Anderson has been criticised for making movies that are too focused on aesthetics. Anderson can sometimes feel like Anderson is trying to make a movie about himself, rather than using his over-tweeted, meticulous sensibility as a tool for something greater. Anderson’s thematic focus has expanded over the years, moving away from dramas involving difficult families and towards larger themes of human rights. Autoritarianism Cultural acceptanceHe continues digging deeper in his treasure chest of stylistic tricks. 

In this instance, it’s even more obvious: French Dispatch This is about human longing for freedom and artistic expression, as well the unexpected places where the search for meaning leads us. 

These ideas are incorporated into the title of the magazine, which is both the film’s full-length title and periodical subject. The French Dispatch of the Liberty in Kansas. Evening SunIt’s a Sunday Supplement, and Arthur Howitzer Jr. modeled the advice into the only piece that the Dispatch editor gave. New Yorker Harold Ross is the founding editorBill Murray plays the role. His advice to writers is: “Just pretend you made it this way intentionally.”

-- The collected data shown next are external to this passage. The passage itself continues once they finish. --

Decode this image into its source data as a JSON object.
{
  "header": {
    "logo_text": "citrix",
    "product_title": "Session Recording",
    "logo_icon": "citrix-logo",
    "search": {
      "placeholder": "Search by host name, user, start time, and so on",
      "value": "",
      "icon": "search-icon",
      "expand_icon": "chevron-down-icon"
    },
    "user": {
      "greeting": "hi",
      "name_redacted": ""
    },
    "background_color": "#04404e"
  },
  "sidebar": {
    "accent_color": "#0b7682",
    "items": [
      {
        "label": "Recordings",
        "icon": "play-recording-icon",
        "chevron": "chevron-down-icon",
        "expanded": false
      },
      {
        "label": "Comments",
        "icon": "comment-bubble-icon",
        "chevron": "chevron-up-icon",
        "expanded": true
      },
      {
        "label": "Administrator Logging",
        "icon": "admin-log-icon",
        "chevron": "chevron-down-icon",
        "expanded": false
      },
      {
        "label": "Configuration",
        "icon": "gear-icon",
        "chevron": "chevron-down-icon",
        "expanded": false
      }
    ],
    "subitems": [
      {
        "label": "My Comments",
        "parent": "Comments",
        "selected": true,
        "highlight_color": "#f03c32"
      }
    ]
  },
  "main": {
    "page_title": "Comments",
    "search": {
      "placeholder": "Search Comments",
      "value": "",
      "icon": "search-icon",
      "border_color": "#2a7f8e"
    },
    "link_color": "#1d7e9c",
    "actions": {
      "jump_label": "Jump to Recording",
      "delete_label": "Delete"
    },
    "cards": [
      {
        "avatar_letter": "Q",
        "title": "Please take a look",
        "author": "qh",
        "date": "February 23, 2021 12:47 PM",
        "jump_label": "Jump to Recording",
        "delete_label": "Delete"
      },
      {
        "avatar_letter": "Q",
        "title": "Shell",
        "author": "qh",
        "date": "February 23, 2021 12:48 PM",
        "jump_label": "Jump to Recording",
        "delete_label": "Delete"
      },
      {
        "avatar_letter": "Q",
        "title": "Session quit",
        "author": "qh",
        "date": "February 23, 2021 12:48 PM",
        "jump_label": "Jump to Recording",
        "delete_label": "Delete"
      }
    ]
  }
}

It’s not just about the movie. AboutA magazine. It looks like one. The magazine has an obit, Sazerac’s short travelogue and three features. Each feature is an extended vignette, as told by the writer. First, there is a prisoner named Benicio Del Toro who is an artist and is not interested in producing a product commercially. Second is a leader of student protests who plays chess.Timothée ChalametA child is saved by Stephen Park’s culinary skills when he falls in love with Frances McDormand (an older journalist). 

And thus each of the features reflects on the nature of art and freedom, expression and repression: The first raises questions about an artist who has literally lost his liberty, the second about the difficulties of both political revolution and journalistic neutrality, the third about the power of both writing and a well-made creation—a meal, in this case—to right social and individual wrongs. The desire to make is what makes us human. It’s the need to combine our obsessions, fears, needs, and terrors in a formal vehicle that allows for expression. The majority of features are displayed in black and white. They are briefly made into colors by the movie, but only for a handful of rare artistic moments. The world can be brightened by the art of painting. 

Wes Anderson made the movie to, in some ways, justify Anderson films. It is also an effort to make Anderson’s justification universally accessible, so that viewers can share the film with Anderson rather than keep it for himself. We are all trapped between liberty and ennui, the movie seems to say, all imprisoned by our desires and our circumstances—and so we must make do as best we can. You can make it appear that you did this intentionally.